Advertisement

That woodpecker knocking is actually a drum solo, scientists say

Owen Bale

The incessant drumming of a woodpecker on a hollow tree can be an annoying distraction for anyone who has to listen to it. To other woodpeckers, however, it’s as distinct and as telling as any birdsong.

A new study, published last week in the journal PLOS Biology, found that a woodpecker’s drumming and a songbird’s singing are governed by similar specialized structures in the birds’ brains, structures that aren’t found in those of other nonsinging birds. And both behaviors serve the same purposes of marking out territory and attracting mates, the researchers said.

The findings are especially intriguing because the singing of songbirds has important parallels to human speech, so the drumming of woodpeckers could now, too, give new scientific insights into how humans talk.
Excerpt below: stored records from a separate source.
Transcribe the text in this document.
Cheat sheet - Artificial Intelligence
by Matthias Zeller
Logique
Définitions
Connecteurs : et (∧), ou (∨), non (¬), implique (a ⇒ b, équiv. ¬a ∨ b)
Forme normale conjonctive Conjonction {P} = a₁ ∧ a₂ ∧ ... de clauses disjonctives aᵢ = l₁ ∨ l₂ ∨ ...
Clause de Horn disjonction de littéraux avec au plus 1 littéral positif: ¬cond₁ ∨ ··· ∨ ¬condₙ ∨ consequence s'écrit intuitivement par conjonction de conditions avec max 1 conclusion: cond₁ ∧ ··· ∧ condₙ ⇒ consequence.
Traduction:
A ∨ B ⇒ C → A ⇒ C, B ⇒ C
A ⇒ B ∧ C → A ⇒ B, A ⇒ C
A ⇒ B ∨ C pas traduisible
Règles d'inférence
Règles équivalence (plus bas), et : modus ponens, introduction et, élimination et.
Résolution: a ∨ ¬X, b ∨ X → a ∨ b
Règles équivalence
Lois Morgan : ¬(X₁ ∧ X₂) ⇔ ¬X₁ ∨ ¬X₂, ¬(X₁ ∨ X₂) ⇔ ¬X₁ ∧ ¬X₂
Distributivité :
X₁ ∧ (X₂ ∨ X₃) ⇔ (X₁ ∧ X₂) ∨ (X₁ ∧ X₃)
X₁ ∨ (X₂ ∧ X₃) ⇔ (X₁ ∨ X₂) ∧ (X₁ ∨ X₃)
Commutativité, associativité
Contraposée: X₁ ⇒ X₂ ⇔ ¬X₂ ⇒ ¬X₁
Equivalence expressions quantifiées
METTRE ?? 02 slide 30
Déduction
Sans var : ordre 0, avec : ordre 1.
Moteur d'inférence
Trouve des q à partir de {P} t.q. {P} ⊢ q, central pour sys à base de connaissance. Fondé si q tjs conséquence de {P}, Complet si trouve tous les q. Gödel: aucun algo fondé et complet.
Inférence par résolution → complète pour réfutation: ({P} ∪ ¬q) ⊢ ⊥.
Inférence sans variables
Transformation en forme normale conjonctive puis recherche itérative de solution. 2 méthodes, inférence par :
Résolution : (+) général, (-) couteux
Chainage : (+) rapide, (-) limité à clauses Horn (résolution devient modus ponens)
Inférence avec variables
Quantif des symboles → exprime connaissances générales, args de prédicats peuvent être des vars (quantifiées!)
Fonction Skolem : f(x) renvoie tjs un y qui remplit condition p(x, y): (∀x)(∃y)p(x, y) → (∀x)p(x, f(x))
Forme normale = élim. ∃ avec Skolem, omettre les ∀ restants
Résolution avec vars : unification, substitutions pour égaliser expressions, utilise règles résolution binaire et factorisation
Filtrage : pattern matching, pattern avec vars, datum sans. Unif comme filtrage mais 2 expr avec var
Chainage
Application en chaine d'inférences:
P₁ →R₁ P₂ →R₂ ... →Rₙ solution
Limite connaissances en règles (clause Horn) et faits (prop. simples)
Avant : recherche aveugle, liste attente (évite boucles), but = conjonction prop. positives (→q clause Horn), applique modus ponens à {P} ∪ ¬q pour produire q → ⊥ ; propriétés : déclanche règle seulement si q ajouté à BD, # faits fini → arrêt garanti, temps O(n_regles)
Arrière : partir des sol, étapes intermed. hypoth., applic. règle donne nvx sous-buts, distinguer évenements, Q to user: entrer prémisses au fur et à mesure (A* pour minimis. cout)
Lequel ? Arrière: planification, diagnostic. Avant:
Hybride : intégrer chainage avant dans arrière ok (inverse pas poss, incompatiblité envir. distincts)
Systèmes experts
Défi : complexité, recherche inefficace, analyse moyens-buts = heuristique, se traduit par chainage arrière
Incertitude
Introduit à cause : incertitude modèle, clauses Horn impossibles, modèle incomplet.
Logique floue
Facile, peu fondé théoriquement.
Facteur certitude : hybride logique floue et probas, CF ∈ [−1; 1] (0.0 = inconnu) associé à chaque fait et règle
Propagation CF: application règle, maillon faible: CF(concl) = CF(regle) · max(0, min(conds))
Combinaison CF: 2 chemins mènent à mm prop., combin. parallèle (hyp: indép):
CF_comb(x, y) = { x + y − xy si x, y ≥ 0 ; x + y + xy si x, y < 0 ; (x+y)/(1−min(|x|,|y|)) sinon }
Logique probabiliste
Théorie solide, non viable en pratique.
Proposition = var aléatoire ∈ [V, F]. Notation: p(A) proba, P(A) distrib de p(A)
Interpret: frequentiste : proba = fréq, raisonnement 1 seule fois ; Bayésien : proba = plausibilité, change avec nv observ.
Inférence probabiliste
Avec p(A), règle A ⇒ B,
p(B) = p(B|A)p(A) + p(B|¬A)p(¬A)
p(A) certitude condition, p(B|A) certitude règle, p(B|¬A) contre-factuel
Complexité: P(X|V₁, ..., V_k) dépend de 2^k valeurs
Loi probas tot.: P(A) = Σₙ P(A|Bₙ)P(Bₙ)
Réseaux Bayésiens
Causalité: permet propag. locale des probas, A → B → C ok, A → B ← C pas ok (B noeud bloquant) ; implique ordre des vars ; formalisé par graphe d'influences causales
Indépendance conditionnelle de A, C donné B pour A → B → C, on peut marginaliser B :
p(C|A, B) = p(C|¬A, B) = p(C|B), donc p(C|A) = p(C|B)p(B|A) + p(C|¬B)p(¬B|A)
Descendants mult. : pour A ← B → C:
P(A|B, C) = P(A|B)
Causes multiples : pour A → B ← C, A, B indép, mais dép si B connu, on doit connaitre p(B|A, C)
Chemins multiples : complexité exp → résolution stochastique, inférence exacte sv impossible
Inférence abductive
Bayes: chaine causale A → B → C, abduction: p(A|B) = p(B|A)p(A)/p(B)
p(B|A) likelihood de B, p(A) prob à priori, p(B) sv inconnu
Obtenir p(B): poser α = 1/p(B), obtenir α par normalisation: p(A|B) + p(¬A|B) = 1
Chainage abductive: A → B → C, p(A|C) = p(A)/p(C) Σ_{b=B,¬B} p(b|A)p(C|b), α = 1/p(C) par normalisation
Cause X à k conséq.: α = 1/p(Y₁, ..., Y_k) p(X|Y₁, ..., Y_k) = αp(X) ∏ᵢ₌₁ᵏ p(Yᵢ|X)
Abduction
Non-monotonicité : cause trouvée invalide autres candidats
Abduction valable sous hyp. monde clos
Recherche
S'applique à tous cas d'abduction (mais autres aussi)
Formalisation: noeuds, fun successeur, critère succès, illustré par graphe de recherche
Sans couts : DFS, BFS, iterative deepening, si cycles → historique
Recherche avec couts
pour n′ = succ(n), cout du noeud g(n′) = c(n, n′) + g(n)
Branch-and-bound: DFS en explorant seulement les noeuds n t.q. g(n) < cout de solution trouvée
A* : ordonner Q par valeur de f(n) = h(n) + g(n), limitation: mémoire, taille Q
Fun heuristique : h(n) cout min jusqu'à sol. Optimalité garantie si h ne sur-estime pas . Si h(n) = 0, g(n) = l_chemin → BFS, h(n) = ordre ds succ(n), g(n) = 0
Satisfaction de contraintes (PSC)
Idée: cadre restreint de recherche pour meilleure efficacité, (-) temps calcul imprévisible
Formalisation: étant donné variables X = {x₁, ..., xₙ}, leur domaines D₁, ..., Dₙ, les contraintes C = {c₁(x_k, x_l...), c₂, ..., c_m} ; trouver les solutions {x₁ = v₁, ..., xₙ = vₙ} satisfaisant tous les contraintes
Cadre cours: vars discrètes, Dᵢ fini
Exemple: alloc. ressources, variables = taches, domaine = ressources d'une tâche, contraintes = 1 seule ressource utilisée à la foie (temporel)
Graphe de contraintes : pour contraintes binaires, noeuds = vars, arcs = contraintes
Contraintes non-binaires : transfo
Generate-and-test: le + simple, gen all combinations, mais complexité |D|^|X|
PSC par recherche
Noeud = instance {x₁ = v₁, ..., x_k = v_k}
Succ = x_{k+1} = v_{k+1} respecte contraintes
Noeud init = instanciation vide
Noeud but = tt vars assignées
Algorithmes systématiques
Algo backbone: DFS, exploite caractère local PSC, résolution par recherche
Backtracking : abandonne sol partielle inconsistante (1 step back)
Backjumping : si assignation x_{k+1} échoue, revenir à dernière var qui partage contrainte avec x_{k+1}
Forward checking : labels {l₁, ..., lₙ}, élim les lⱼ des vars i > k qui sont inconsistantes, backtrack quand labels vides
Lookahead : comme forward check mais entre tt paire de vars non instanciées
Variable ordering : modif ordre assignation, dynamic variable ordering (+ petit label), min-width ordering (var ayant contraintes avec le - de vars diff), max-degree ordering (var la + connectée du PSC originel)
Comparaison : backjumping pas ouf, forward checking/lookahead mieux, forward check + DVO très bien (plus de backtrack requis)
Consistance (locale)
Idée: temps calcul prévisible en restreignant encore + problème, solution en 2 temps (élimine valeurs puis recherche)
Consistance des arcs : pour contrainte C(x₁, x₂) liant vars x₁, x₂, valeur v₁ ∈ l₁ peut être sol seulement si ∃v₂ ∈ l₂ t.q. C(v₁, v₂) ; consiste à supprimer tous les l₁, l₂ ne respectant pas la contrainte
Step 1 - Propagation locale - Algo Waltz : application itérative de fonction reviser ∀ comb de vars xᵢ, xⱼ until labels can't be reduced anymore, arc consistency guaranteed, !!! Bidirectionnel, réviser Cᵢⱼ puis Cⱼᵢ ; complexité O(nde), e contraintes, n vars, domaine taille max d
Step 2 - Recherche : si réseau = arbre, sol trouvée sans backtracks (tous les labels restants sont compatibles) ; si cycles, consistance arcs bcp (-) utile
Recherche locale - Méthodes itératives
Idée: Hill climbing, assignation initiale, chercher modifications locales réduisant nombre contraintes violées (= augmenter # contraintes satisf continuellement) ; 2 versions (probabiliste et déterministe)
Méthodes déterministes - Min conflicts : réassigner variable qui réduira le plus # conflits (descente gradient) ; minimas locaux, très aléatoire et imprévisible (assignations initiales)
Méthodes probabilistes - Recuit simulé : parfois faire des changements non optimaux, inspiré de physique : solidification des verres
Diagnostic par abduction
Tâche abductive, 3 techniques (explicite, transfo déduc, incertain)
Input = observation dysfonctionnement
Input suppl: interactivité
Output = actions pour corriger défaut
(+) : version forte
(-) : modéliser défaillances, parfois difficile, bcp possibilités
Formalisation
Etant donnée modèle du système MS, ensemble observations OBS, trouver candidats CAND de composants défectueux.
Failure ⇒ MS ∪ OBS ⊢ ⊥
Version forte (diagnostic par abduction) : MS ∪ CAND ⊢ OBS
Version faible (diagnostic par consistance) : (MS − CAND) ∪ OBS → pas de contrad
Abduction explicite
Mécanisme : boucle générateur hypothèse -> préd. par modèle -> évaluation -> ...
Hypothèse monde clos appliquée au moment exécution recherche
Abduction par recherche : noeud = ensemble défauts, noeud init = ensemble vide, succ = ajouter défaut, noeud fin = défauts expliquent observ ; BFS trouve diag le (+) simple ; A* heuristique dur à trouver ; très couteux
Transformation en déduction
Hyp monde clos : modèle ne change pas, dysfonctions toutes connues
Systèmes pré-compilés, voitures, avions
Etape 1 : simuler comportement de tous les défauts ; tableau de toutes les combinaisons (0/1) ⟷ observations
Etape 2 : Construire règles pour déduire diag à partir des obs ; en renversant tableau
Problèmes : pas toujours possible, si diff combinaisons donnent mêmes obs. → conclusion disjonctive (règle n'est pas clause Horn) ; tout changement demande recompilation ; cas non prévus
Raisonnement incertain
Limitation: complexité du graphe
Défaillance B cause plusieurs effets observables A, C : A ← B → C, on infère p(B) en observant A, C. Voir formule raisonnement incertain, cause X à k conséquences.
“Woodpeckers use drumming as songbirds use song,” said a senior author of the new research, evolutionary biologist Matthew Fuxjager, an associate professor of ecology, evolution and organismal biology at Brown University in Providence, Rhode Island. “The structures are similar in size and shape and are similar in terms of where we find them in the brain.”

ADVERTISEMENT

The research combines two approaches to the study of woodpeckers: work by Fuxjager into their ecology and work by his collaborator, Erich Jarvis, a professor of neurogenetics at Rockefeller University in New York, into the genetic mechanisms at play.

The researchers found that drumming by woodpeckers and singing by songbirds are governed by very similar structures in the forebrains of the animals, made of cells that strongly express the protein parvalbumin.

“When you study songbirds, hummingbirds and parrots, you find areas that control vocal learning express parvalbumin more than other parts of the brain,” Fuxjager said.

He noted that structures of cells that strongly express parvalbumin are also seen in human brains but that they aren’t seen in birds that don’t communicate with vocalizations.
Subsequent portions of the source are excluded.